ANA sait que la proposition d’augmentation des tarifs est vouée à l’échec.

« À l’heure actuelle, la proposition doit être vue, métaphoriquement parlant, presque comme une déclaration d’intention de la part d’ANA – Aeroports, indiquant qu’elle veut et est prête [à avancer avec le nouvel aéroport], dans le cadre du contrat de concession et des règlements qui la régissent », a déclaré António Moura Portugal, le directeur exécutif de l’association des compagnies aériennes au Portugal (RENA), dans une interview à l’agence Lusa.

La gestionnaire des aéroports nationaux propose d’étendre la durée de la concession actuelle de 30 ans supplémentaires et d’augmenter progressivement les taxes aéroportuaires de 2026 à 2030 pour financer la nouvelle infrastructure aéroportuaire de Lisbonne, avec un coût estimé à 8,5 milliards d’euros, selon le rapport initial remis à la fin de l’année dernière.

Le contrat actuel, signé en 2012, prévoit une concession de 50 ans. Si cette proposition avance, la durée serait prolongée jusqu’en 2092.

Le responsable de la RENA estime que « cette proposition d’ANA va au-delà de ce que le contrat de concession et la loi exigent ».

Concernant la prolongation du contrat de concession, il préfère ne pas se prononcer, car cette décision reviendra au concédant, c’est-à-dire à l’État. Cependant, il souligne « avec satisfaction l’attention de l’État qui a créé une structure de mission, [un groupe de travail spécifique], pour traiter avec ANA sur ce point ».

Quant à la proposition d’augmentation des taxes, il exprime une « opposition claire, complète et absolue. Opposition du point de vue de la justice et presque du bon sens », a-t-il commenté.

« Il n’a aucun sens d’être à une étape où nous n’avons même pas de projet final à augmenter les taxes en 2026 pour financer une infrastructure qui n’est pas encore connue […] et dont nous ne savons pas combien de temps elle prendra à être mise en œuvre », a-t-il défendu.
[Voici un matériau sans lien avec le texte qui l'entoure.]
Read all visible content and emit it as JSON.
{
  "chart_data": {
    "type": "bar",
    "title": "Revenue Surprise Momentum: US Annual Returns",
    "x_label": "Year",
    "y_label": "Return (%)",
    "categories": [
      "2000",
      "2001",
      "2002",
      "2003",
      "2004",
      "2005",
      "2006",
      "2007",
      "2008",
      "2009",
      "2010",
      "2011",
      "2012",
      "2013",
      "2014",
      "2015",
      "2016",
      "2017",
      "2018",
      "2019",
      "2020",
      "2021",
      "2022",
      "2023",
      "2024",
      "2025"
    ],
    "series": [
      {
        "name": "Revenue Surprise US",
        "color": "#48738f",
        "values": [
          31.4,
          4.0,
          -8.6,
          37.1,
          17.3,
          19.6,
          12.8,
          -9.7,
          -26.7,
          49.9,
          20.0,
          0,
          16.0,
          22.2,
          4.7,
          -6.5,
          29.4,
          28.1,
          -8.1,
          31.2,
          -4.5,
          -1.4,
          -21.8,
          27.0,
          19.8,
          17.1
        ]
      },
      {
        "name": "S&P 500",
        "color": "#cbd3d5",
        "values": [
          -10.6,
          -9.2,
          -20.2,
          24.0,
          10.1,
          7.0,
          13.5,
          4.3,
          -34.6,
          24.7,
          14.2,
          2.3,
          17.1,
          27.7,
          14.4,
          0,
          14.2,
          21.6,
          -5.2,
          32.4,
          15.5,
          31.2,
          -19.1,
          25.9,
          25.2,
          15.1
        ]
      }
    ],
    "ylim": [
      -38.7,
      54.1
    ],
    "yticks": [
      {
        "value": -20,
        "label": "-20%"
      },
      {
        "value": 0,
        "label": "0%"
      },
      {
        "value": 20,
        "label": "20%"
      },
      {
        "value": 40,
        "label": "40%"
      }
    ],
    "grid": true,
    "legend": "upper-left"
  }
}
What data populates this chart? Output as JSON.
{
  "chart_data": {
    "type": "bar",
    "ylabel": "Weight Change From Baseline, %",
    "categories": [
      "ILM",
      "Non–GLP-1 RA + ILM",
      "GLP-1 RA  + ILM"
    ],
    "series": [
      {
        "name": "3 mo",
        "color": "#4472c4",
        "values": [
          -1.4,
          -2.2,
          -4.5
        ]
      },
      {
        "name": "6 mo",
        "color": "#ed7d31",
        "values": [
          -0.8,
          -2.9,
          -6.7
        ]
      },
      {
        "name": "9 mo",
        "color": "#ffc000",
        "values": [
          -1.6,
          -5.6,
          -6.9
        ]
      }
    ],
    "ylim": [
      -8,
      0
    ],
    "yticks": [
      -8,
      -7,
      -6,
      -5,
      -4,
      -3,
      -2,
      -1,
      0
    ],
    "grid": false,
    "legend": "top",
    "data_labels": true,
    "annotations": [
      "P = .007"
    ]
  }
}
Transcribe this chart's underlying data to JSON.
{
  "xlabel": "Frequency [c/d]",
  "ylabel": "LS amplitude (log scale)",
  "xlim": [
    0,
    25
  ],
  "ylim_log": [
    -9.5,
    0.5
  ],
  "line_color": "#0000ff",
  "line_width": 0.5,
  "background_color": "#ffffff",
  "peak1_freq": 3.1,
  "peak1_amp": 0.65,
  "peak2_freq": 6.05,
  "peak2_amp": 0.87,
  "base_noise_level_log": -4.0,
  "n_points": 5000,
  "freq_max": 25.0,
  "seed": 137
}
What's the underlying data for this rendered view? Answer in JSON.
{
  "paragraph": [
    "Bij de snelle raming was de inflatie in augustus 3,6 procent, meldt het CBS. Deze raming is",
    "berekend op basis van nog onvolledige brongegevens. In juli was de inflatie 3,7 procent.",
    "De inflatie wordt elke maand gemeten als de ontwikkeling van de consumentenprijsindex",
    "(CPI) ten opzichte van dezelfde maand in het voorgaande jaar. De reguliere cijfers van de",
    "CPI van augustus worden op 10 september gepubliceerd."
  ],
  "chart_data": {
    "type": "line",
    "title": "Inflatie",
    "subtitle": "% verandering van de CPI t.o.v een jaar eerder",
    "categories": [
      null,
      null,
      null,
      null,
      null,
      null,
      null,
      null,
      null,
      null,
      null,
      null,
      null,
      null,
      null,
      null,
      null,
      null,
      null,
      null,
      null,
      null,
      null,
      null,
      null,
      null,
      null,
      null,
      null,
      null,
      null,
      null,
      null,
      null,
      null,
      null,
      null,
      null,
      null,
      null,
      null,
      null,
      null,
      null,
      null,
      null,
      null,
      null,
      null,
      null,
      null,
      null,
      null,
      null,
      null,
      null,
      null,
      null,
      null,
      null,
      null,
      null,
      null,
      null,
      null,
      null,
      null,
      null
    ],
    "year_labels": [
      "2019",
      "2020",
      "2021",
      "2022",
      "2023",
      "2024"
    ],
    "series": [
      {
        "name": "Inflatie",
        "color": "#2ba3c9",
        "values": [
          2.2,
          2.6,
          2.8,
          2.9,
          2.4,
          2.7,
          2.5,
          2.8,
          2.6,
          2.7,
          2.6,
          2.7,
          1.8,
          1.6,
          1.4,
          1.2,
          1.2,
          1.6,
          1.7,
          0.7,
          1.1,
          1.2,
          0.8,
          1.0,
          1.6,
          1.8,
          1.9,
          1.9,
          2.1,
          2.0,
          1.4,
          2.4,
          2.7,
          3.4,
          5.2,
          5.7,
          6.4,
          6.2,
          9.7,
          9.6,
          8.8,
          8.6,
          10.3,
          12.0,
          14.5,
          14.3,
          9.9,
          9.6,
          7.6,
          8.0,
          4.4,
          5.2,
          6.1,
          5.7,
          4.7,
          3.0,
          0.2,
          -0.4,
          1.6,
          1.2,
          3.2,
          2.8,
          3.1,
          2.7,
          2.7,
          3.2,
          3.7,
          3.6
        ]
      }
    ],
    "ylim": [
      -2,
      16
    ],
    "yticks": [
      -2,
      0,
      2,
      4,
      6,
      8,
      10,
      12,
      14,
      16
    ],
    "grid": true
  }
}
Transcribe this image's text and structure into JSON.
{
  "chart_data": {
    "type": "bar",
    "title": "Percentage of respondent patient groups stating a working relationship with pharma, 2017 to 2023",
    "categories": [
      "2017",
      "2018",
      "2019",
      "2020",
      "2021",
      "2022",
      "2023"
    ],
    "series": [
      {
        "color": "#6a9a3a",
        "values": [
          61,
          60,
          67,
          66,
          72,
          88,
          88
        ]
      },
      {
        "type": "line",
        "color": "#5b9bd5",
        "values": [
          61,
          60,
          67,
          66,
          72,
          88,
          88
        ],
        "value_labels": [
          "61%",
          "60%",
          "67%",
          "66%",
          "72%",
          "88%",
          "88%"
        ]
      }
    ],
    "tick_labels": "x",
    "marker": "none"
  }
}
Pour les compagnies aériennes, « il n’a aucun sens de demander à un utilisateur d’aujourd’hui de payer pour quelque chose qui n’est même pas tangible et dont on ne sait pas encore si cela aura lieu dans le futur. Et celui qui va profiter de l’exploitation du futur aéroport [à Alcochete], y compris les phases commerciales, c’est ANA », a-t-il renforcé.

Il a également rappelé qu’il y a eu une situation similaire par le passé, lorsque le gouvernement a augmenté les péages sur le pont du 25 avril pour financer les travaux du pont Vasco da Gama, ce qui « a donné lieu au célèbre concert de klaxons », le 24 juin 1994.

En plus de cette contestation, António Moura Portugal rappelle qu’il existe une décision du Tribunal constitutionnel « qui a clairement indiqué qu’il doit y avoir un lien entre la taxe, ou la charge payée, et l’infrastructure qui est financée. Et il me semble clairement que cela n’est pas fait », a-t-il critiqué.

Interrogé pour savoir si ce cas pourrait être utilisé comme jurisprudence pour d’éventuelles actions judiciaires, le porte-parole de RENA a indiqué qu’il ne croit même pas que le concessionnaire aille de l’avant avec l’idée.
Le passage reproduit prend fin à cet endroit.